We can see that the trend has no clear pattern and fluctuates similar to a polynomial regression, meaning that we are working with non-stationary data. 

What happens if we do a **50-month** moving average? We should test this out!

In [16]:
test3 = df.Price_wheat_ton.rolling(
    window=50,       # 6 month window, or a 6 month moving average
    center=True,      # puts the average at the center of the window
).mean()              # compute the mean (could also do median, std, min, max, ...)

test3.plot()

df.Price_wheat_ton.plot(title="Wheat Prices in Tons - 50-Month Moving Average", xlabel='Number of Months from Feb. 1992', ylabel='Price')

## What we can determine from the trend

This has a clearer polynomial linear regression trend than was presented compared to when we do a 6-month or 12-month average. Since we've identified the shape of the trend, we can attempt to model it using a time-step feature. 

We can determine that the data that we are working with is non-stationary data, meaning that the statistical measures, such as the mean, standard deviation, and auto correlation show a decreasing or increasing trend over time. In this case, it is an increasing trend over time.

## Detecting Seasonality

We can also choose to decompose different parts of the time series with **seasonal_decompose** from the **statsmodels** package. As you can see, from the graphical example below, we analyze that:
* The trend is fluctuating, showing a series of increase and decrease over time, but moving towards increase.
* For the seasonal portion of the data, we see more of a yearly pattern.
* As for the residual portion of the data, this isthe portion that cannot be explained by the trend or seasons. It is the noise portion of the dataset.


In [5]:
df1 = df[['Price_wheat_ton','YMD']]
df1.set_index('YMD',inplace=True)
from statsmodels.tsa.seasonal import seasonal_decompose
trend_detect=seasonal_decompose(df1['Price_wheat_ton'])
trend_detect.plot();

We shall add another variable, **Time**, which dates the number of months from the beginning of the series (February 1992), in case of further analysis.

In [6]:
df['Time'] = np.arange(len(df.index))
# df['Lag_1_W'] = df['Price_wheat_ton'].shift(1)

# Model Making

We can choose to make the data stationary for the machine to better detect the trend and the pattern. However, I have decided to use models that were geared towards non-stationary data. Since we are using non-stationary data, we wouldn't use some of the models geared toward stationary data with a constant mean and variance, such as the **ARIMA** model. 

## Simple First Order Linear Regression
We fit a simple first order linear regression in the data.
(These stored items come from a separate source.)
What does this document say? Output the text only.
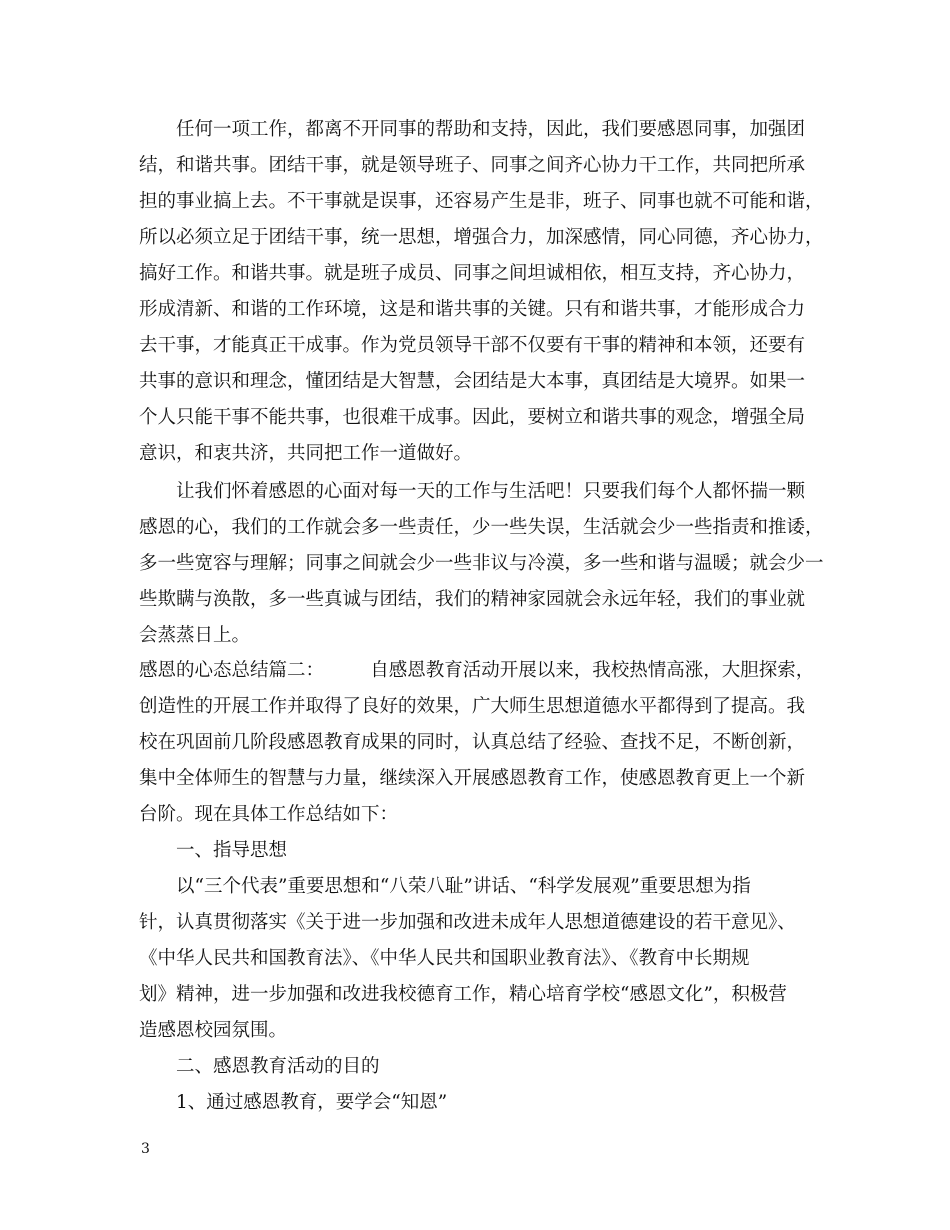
任何一项工作，都离不开同事的帮助和支持，因此，我们要感恩同事，加强团
结，和谐共事。团结干事，就是领导班子、同事之间齐心协力干工作，共同把所承
担的事业搞上去。不干事就是误事，还容易产生是非，班子、同事也就不可能和谐，
所以必须立足于团结干事，统一思想，增强合力，加深感情，同心同德，齐心协力，
搞好工作。和谐共事。就是班子成员、同事之间坦诚相依，相互支持，齐心协力，
形成清新、和谐的工作环境，这是和谐共事的关键。只有和谐共事，才能形成合力
去干事，才能真正干成事。作为党员领导干部不仅要有干事的精神和本领，还要有
共事的意识和理念，懂团结是大智慧，会团结是大本事，真团结是大境界。如果一
个人只能干事不能共事，也很难干成事。因此，要树立和谐共事的观念，增强全局
意识，和衷共济，共同把工作一道做好。
让我们怀着感恩的心面对每一天的工作与生活吧！只要我们每个人都怀揣一颗
感恩的心，我们的工作就会多一些责任，少一些失误，生活就会少一些指责和推诿，
多一些宽容与理解；同事之间就会少一些非议与冷漠，多一些和谐与温暖；就会少一
些欺瞒与涣散，多一些真诚与团结，我们的精神家园就会永远年轻，我们的事业就
会蒸蒸日上。
感恩的心态总结篇二：　　　自感恩教育活动开展以来，我校热情高涨，大胆探索，
创造性的开展工作并取得了良好的效果，广大师生思想道德水平都得到了提高。我
校在巩固前几阶段感恩教育成果的同时，认真总结了经验、查找不足，不断创新，
集中全体师生的智慧与力量，继续深入开展感恩教育工作，使感恩教育更上一个新
台阶。现在具体工作总结如下：
一、指导思想
以“三个代表”重要思想和“八荣八耻”讲话、“科学发展观”重要思想为指
针，认真贯彻落实《关于进一步加强和改进未成年人思想道德建设的若干意见》、
《中华人民共和国教育法》、《中华人民共和国职业教育法》、《教育中长期规
划》精神，进一步加强和改进我校德育工作，精心培育学校“感恩文化”，积极营
造感恩校园氛围。
二、感恩教育活动的目的
1、通过感恩教育，要学会“知恩”
3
You can tell that it does not do well, since it has a polynomial linear trend.

In [24]:
fig, ax = plt.subplots()
ax.plot('Time', 'Price_wheat_ton', data=df, color='0.75')
ax = sns.regplot(x='Time', y='Price_wheat_ton', data=df, ci=None, scatter_kws=dict(color='0.25'))
ax.set_title('Time Plot of Wheat Price per Ton');

## Using Deterministic Process and Trends

**Deterministic trends** are constant increases in the mean of the series over time, though the variable may fluctuate above or below its trend line randomly. It is a non-stationary process, since it violates the stationarity assumptions due to its variable being unable to revert toward a fixed mean after any shock.

We will use **DeterministicProcess** to create features for dates. It is a technical term for a time series that is non-random or completely determined. Features derived from the time index will generally be deterministic.

In [8]:
from statsmodels.tsa.deterministic import DeterministicProcess
y = df["Price_wheat_ton"]  # the target

dp = DeterministicProcess(
    index=df.YearMonth,  # dates from the training data
    constant=True,       # dummy feature for the bias (y_intercept)
    order=5,             # the time dummy (trend)
    drop=True,           # drop terms if necessary to avoid collinearity
)
# `in_sample` creates features for the dates given in the `index` argument
X = dp.in_sample()

X.head()

## Polynomial Linear Regression 

After our **DeterministicProcess** feature creation, we shall be running a polynomial linear regression with the feature that we have.

In [9]:
from sklearn.linear_model import LinearRegression

y = df["Price_wheat_ton"]  # the target
# The intercept is the same as the `const` feature from
# DeterministicProcess. LinearRegression behaves badly with duplicated
# features, so we need to be sure to exclude it here.
model = LinearRegression()
model.fit(X, y)

y_pred = pd.Series(model.predict(X), index=X.index)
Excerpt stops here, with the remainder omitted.